予告編前半には向井秀徳が書き下ろした主題歌「渇水」も印象深く登場し、向井からのコメントも到着。「人間は常に苛立っている。絶望している。そうなのか。そうではない。そうではないはずだ、と、この映画は俺に問いかけている。そんなことを思いながら「渇水」という曲を作りました」と、作品に通じた楽曲の仕上がりを振り返った。
▼向井秀徳
また、本ビジュアルでは、“渇いた世界に、希望の雨は降るのか――。”というコピーとともに、主人公・岩切が大雨に打たれる姿が大きく映し出されている。希望なのか、はたして絶望なのか、雨を全身で受け止める岩切の表情、そして岩切を取り巻く登場人物たちの姿も印象的なビジュアルとなっている。

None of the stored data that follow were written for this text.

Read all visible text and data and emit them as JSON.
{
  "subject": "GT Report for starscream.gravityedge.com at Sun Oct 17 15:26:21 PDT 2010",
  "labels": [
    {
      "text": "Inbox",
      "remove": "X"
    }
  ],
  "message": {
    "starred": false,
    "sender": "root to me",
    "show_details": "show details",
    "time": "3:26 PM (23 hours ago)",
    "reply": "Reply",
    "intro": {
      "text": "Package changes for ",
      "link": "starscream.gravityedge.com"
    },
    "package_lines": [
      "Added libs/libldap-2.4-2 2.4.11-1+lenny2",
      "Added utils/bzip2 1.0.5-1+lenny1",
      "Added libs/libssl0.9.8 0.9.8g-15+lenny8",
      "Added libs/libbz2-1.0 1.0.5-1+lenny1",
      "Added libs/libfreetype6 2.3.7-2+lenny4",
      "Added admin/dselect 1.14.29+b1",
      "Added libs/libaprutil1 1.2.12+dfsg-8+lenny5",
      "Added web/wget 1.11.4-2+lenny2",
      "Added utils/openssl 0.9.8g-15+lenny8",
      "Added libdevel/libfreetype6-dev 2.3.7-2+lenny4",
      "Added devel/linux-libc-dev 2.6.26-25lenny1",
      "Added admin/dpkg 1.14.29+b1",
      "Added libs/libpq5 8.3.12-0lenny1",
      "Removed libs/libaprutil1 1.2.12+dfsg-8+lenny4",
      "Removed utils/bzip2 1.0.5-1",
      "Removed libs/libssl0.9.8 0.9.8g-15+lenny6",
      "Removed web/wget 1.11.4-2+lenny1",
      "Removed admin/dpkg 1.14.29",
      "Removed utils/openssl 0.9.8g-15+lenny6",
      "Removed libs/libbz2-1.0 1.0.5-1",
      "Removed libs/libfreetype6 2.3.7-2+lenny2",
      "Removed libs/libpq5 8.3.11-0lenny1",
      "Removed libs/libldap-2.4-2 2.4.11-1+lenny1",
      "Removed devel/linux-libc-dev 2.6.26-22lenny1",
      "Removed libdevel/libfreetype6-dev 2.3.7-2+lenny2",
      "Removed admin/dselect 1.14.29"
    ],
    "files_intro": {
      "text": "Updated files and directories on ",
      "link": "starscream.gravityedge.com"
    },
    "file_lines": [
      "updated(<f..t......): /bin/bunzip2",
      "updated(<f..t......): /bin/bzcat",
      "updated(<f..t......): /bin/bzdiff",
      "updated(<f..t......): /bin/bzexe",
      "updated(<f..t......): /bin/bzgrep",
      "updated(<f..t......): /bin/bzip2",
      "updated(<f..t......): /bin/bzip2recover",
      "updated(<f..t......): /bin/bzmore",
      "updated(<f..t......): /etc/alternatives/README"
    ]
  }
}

そして今回、新たに7名のキャスト情報も公開された。水道料金滞納者・今西を宮世琉弥が、同じく水道料金滞納者・坂上に吉澤健、有希の“今度の人” 大林に篠原篤、小出家の近隣住民・竹内に柴田理恵、熱帯魚店店長・石川に森下能幸、スーパーマーケット店長・細川を田中要次、岩切が関わることになる刑事・加東刑事で大鶴義丹が、それぞれ演じることも明らかに。渇ききった岩切の人生にどんな影響を与えていくのか、期待したい。
『渇水』
2023年6月2日(金)より、全国公開
監督:髙橋正弥
原作:河林満「渇水」
脚本:及川章太郎
企画プロデュース:白石和彌
主題歌:向井秀徳「渇水」
出演:生田斗真 門脇麦 磯村勇斗 山﨑七海 柚穂 宮藤官九郎 宮世琉弥 吉澤健 池田成志 篠原篤 柴田理恵 森下能幸 田中要次 大鶴義丹 尾野真千子
配給:KADOKAWA
【ストーリー】 日照り続きの夏、市内には給水制限が発令されていた。市の水道局に勤める岩切俊作(生田斗真)の業務は、水道料金滞納家庭や店舗を回り、料金徴収と、水道を停止すること(=停水執行)。貧しい家庭を訪問しては忌み嫌われる日々であった。俊作には妻と子供がいるが別居中で、そんな生活も長く続き、心の渇きが強くなっていた。ある日、停水執行中に育児放棄を受けている幼い姉妹と出会う。自分の子供と重ね合わせてしまう俊作。彼は自分の心の渇きを潤すように、その姉妹に救いの手を差し伸べる…。